No functional or library changes. First release published automatically
via GitHub Actions Trusted Publishing (OIDC) — verifies the pipeline
introduced in commit ceaab8a works end to end. Future releases now
happen by tagging v* on main.

Library-readiness pass. No CLI behavior changes; the public API surface
is now stable and importable.

Added

• Top-level package exports: from cupt import ClickUpClient, TaskService, TimeService, NoteService, APIError, AuthError, ConfigError, CuptError.
• TaskService.filter_by_tags(tasks, required=, excluded=) — pure,
  reusable tag filter, promoted from a private CLI helper.
• TaskService.list_tasks(..., tags=[...]) parameter — pushes tag
  filtering to the ClickUp API as tags[] (server-side OR).
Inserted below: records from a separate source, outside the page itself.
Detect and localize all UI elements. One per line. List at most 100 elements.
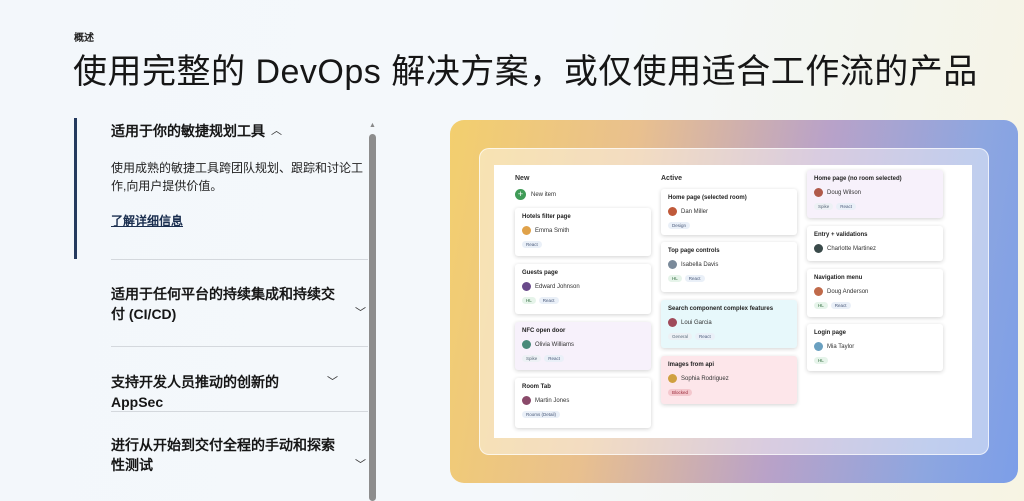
card-assignee: Olivia Williams <box>522 340 644 349</box>
card-title: Navigation menu <box>814 275 863 281</box>
tag-badge: Blocked <box>668 389 693 396</box>
card-tags: Design <box>668 222 790 229</box>
tag-badge: General <box>668 333 693 340</box>
card-title: Images from api <box>668 362 715 368</box>
card-assignee: Loui Garcia <box>668 318 790 327</box>
board-card[interactable]: Home page (no room selected) Doug Wilson S… <box>807 170 943 218</box>
card-tags: HL React <box>522 297 644 304</box>
card-tags: Rooms (Detail) <box>522 411 644 418</box>
learn-more-link[interactable]: 了解详细信息 <box>111 212 183 229</box>
accordion-header-cicd[interactable]: 适用于任何平台的持续集成和持续交付 (CI/CD) <box>111 284 368 324</box>
tag-badge: React <box>684 275 705 282</box>
card-tags: Spike React <box>522 355 644 362</box>
card-tags: HL <box>814 357 936 364</box>
card-tags: HL React <box>814 302 936 309</box>
eyebrow: 概述 <box>74 33 94 44</box>
assignee-name: Martin Jones <box>535 397 570 404</box>
scrollbar-thumb[interactable] <box>369 134 376 501</box>
scrollbar[interactable]: ▲ <box>368 122 377 501</box>
scroll-up-icon[interactable]: ▲ <box>369 122 376 129</box>
card-title: Home page (selected room) <box>668 195 747 201</box>
tag-badge: React <box>830 302 851 309</box>
board-card[interactable]: Hotels filter page Emma Smith React <box>515 208 651 256</box>
avatar <box>522 226 531 235</box>
assignee-name: Mia Taylor <box>827 343 855 350</box>
feature-accordion: 适用于你的敏捷规划工具 ︿ 使用成熟的敏捷工具跨团队规划、跟踪和讨论工作,向用户… <box>74 118 368 500</box>
accordion-item-appsec[interactable]: 支持开发人员推动的创新的 AppSec ﹀ <box>111 346 368 411</box>
card-title: Hotels filter page <box>522 214 571 220</box>
avatar <box>668 207 677 216</box>
accordion-header-appsec[interactable]: 支持开发人员推动的创新的 AppSec ﹀ <box>111 372 368 412</box>
card-tags: General React <box>668 333 790 340</box>
product-illustration: New Active + New item Hotels filter page… <box>450 120 1018 483</box>
assignee-name: Charlotte Martinez <box>827 245 877 252</box>
new-item-label: New item <box>531 191 557 198</box>
tag-badge: React <box>695 333 715 340</box>
accordion-title: 适用于你的敏捷规划工具 <box>111 123 265 139</box>
card-title: NFC open door <box>522 328 566 334</box>
card-assignee: Sophia Rodriguez <box>668 374 790 383</box>
tag-badge: React <box>544 355 565 362</box>
tag-badge: React <box>836 203 857 210</box>
card-assignee: Emma Smith <box>522 226 644 235</box>
board-card[interactable]: Search component complex features Loui Ga… <box>661 300 797 348</box>
chevron-down-icon: ﹀ <box>327 376 338 388</box>
card-assignee: Dan Miller <box>668 207 790 216</box>
tag-badge: HL <box>814 302 828 309</box>
card-assignee: Charlotte Martinez <box>814 244 936 253</box>
tag-badge: Design <box>668 222 691 229</box>
chevron-down-icon: ﹀ <box>355 459 366 471</box>
card-assignee: Doug Wilson <box>814 188 936 197</box>
accordion-header-agile[interactable]: 适用于你的敏捷规划工具 ︿ <box>111 118 368 141</box>
card-tags: HL React <box>668 275 790 282</box>
avatar <box>814 287 823 296</box>
tag-badge: Rooms (Detail) <box>522 411 561 418</box>
card-title: Guests page <box>522 270 559 276</box>
avatar <box>668 260 677 269</box>
avatar <box>522 340 531 349</box>
assignee-name: Isabella Davis <box>681 261 719 268</box>
accordion-item-cicd[interactable]: 适用于任何平台的持续集成和持续交付 (CI/CD) ﹀ <box>111 259 368 346</box>
board-card[interactable]: Entry + validations Charlotte Martinez <box>807 226 943 261</box>
card-assignee: Edward Johnson <box>522 282 644 291</box>
column-header-new: New <box>515 175 530 182</box>
accordion-title: 支持开发人员推动的创新的 AppSec <box>111 374 279 410</box>
board-card[interactable]: Login page Mia Taylor HL <box>807 324 943 371</box>
card-title: Home page (no room selected) <box>814 176 902 182</box>
accordion-title: 适用于任何平台的持续集成和持续交付 (CI/CD) <box>111 286 335 322</box>
board-frame: New Active + New item Hotels filter page… <box>479 148 989 455</box>
board-card[interactable]: Home page (selected room) Dan Miller Desig… <box>661 189 797 235</box>
card-tags: React <box>522 241 644 248</box>
avatar <box>814 244 823 253</box>
new-item-button[interactable]: + New item <box>515 189 556 200</box>
assignee-name: Olivia Williams <box>535 341 574 348</box>
card-title: Entry + validations <box>814 232 868 238</box>
column-header-active: Active <box>661 175 683 182</box>
assignee-name: Dan Miller <box>681 208 709 215</box>
assignee-name: Emma Smith <box>535 227 570 234</box>
card-assignee: Mia Taylor <box>814 342 936 351</box>
avatar <box>814 342 823 351</box>
board-card[interactable]: NFC open door Olivia Williams Spike React <box>515 322 651 370</box>
accordion-header-testing[interactable]: 进行从开始到交付全程的手动和探索性测试 <box>111 435 368 475</box>
page-title: 使用完整的 DevOps 解决方案，或仅使用适合工作流的产品 <box>73 53 978 91</box>
assignee-name: Loui Garcia <box>681 319 712 326</box>
board-card[interactable]: Guests page Edward Johnson HL React <box>515 264 651 314</box>
board-card[interactable]: Room Tab Martin Jones Rooms (Detail) <box>515 378 651 428</box>
accordion-item-testing[interactable]: 进行从开始到交付全程的手动和探索性测试 ﹀ <box>111 411 368 500</box>
board-card[interactable]: Navigation menu Doug Anderson HL React <box>807 269 943 317</box>
tag-badge: Spike <box>522 355 542 362</box>
assignee-name: Doug Anderson <box>827 288 869 295</box>
chevron-up-icon: ︿ <box>271 125 282 137</box>
assignee-name: Sophia Rodriguez <box>681 375 729 382</box>
board-card[interactable]: Top page controls Isabella Davis HL React <box>661 242 797 292</box>
card-tags: Spike React <box>814 203 936 210</box>
kanban-board: New Active + New item Hotels filter page… <box>494 165 972 438</box>
accordion-description: 使用成熟的敏捷工具跨团队规划、跟踪和讨论工作,向用户提供价值。 <box>111 161 364 193</box>
accordion-item-agile: 适用于你的敏捷规划工具 ︿ 使用成熟的敏捷工具跨团队规划、跟踪和讨论工作,向用户… <box>74 118 368 259</box>
avatar <box>668 374 677 383</box>
card-title: Room Tab <box>522 384 551 390</box>
board-card[interactable]: Images from api Sophia Rodriguez Blocked <box>661 356 797 404</box>
card-title: Search component complex features <box>668 306 774 312</box>
avatar <box>814 188 823 197</box>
Replaces
  the silently-truncated client-side-only path: previously the 100-task
  pagination cap could hide matches on --all queries with rare tags.
• Regression tests guarding (a) the per-request Content-Type
  placement that prevents upload corruption and (b) the top-level
  library imports.

Changed

• ConfigManager is lazy: constructing one no longer creates
  ~/.cupt/ or writes a default config file. Directories are
  materialized on the first write. Reads of a missing config return
  empty defaults. Library users get no surprise filesystem side
  effects from import cupt.
• Error/success messages now go to stderr, so piping
  cupt list --json no longer risks decorative output mixing into
  JSON consumers.
• Emojis are TTY-only in error/warning output; piped output gets
  plain ERROR: / WARN: prefixes.
• Content-Type: application/json is now set per-request inside
  _make_request instead of on the shared requests session. Removes
  the footgun that made attachment uploads fragile.
• 429 rate limits are retried with exponential backoff honoring
  the Retry-After header (previously treated as a hard error).

Fixed

• Silent Exception swallowing in cache writes now logs a warning.